4 ragazzi custodivano la sostanza in confezioni della cd Cannabis Light con CBD (Marijuana legale con principio attivo THC < a 0,6) ma le confezioni erano aperte e l’odore particolarmente forte e la resina presente sulle infiorescenze hanno fatto sorgere dubbi che si trattasse di tutt’altro seppur celato in una busta apparentemente legale (modo orami consueto dei consumatori di celare la cannabis convenzionale con quella legale anche se la Suprema Corte pochi giorni fa ha vietato la vendita di infiorescenze appartenenti alla cannabis light con principio attivo di CBD e THC inferiore allo 0,6%).
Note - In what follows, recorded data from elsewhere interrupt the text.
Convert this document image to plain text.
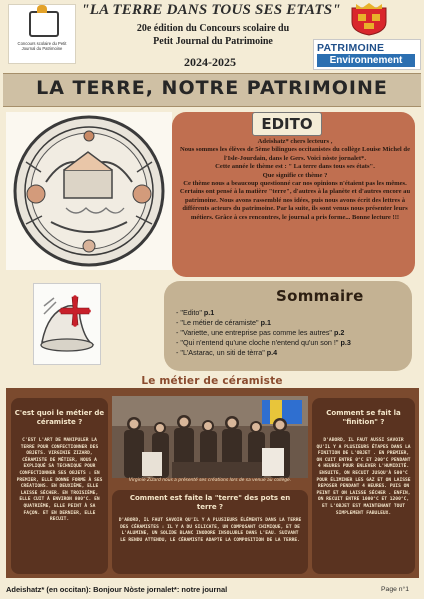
Concours scolaire du Petit Journal du Patrimoine
"LA TERRE DANS TOUS SES ETATS"
20e édition du Concours scolaire du
Petit Journal du Patrimoine
2024-2025
PATRIMOINE
Environnement
LA TERRE, NOTRE PATRIMOINE
EDITO

Adeishatz* chers lecteurs ,

Nous sommes les élèves de 5ème bilingues occitanistes du collège Louise Michel de l'Isle-Jourdain, dans le Gers. Voici nòste jornalet*.

Cette année le thème est : " La terre dans tous ses états".

Que signifie ce thème ?

Ce thème nous a beaucoup questionné car nos opinions n'étaient pas les mêmes. Certains ont pensé à la matière "terre", d'autres à la planète et d'autres encore au patrimoine. Nous avons rassemblé nos idées, puis nous avons écrit des lettres à différents acteurs du patrimoine. Par la suite, ils sont venus nous présenter leurs métiers. Grâce à ces rencontres, le journal a pris forme... Bonne lecture !!!

Sommaire
- "Edito" p.1
- "Le métier de céramiste" p.1
- "Variette, une entreprise pas comme les autres" p.2
- "Qui n'entend qu'une cloche n'entend qu'un son !" p.3
- "L'Astarac, un siti de tèrra" p.4
Le métier de céramiste
C'est quoi le métier de céramiste ?
C'EST L'ART DE MANIPULER LA TERRE POUR CONFECTIONNER DES OBJETS. VIRGINIE ZIZARD, CÉRAMISTE DE MÉTIER, NOUS A EXPLIQUÉ SA TECHNIQUE POUR CONFECTIONNER SES OBJETS : EN PREMIER, ELLE DONNE FORME À SES CRÉATIONS. EN DEUXIÈME, ELLE LAISSE SÉCHER. EN TROISIÈME, ELLE CUIT À ENVIRON 800°C. EN QUATRIÈME, ELLE PEINT À SA FAÇON. ET EN DERNIER, ELLE RECUIT.
Virginie Zizard nous a présenté ses créations lors de sa venue au collège.
Comment est faite la "terre" des pots en terre ?
D'ABORD, IL FAUT SAVOIR QU'IL Y A PLUSIEURS ÉLÉMENTS DANS LA TERRE DES CÉRAMISTES : IL Y A DU SILICATE, UN COMPOSANT CHIMIQUE, ET DE L'ALUMINE, UN SOLIDE BLANC INODORE INSOLUBLE DANS L'EAU. SUIVANT LE RENDU ATTENDU, LE CÉRAMISTE ADAPTE LA COMPOSITION DE LA TERRE.
Comment se fait la "finition" ?
D'ABORD, IL FAUT AUSSI SAVOIR QU'IL Y A PLUSIEURS ÉTAPES DANS LA FINITION DE L'OBJET . EN PREMIER, ON CUIT ENTRE 0°C ET 200°C PENDANT 4 HEURES POUR ENLEVER L'HUMIDITÉ. ENSUITE, ON RECUIT JUSQU'À 500°C POUR ÉLIMINER LES GAZ ET ON LAISSE REPOSER PENDANT 4 HEURES. PUIS ON PEINT ET ON LAISSE SÉCHER . ENFIN, ON RECUIT ENTRE 1000°C ET 1200°C, ET L'OBJET EST MAINTENANT TOUT SIMPLEMENT FABULEUX.
Adeishatz* (en occitan): Bonjour Nòste jornalet*: notre journal	Page n°1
Nel corso delle perquisizioni è stato rinvenuto ad un ragazzo roveretano 1 coltello a serramanico con lama lunga 6 cm, procedendo al sequestro poiché il porto non era giustificato anche se il giovane ha riferito ai militari di voler andare a funghi, ma al polso aveva il braccialetto arancione monouso del festival quindi veniva deferito in stato di libertà alla Procura di Rovereto per violazione art.4 della legge 110/1975 per porto abusivo di armi evidenziando la pericolosità del gesto in un contesto di assembramento di persone (500 partecipanti).

Nel corso del servizio sono state impiegati 7 Carabinieri e 4 agenti della Polizia Locale con la Stazione Mobile per la redazione degli atti di Polizia Giudiziaria. Nel contempo sono stati utilizzati gli alcoltest controllando 20 conducenti e non riscontrando violazioni.

Ora le sostanze stupefacenti saranno inviate al LASS (laboratorio Analisi Sostanze Stupefacenti) di Laives per le analisi e constatarne il principio attivo.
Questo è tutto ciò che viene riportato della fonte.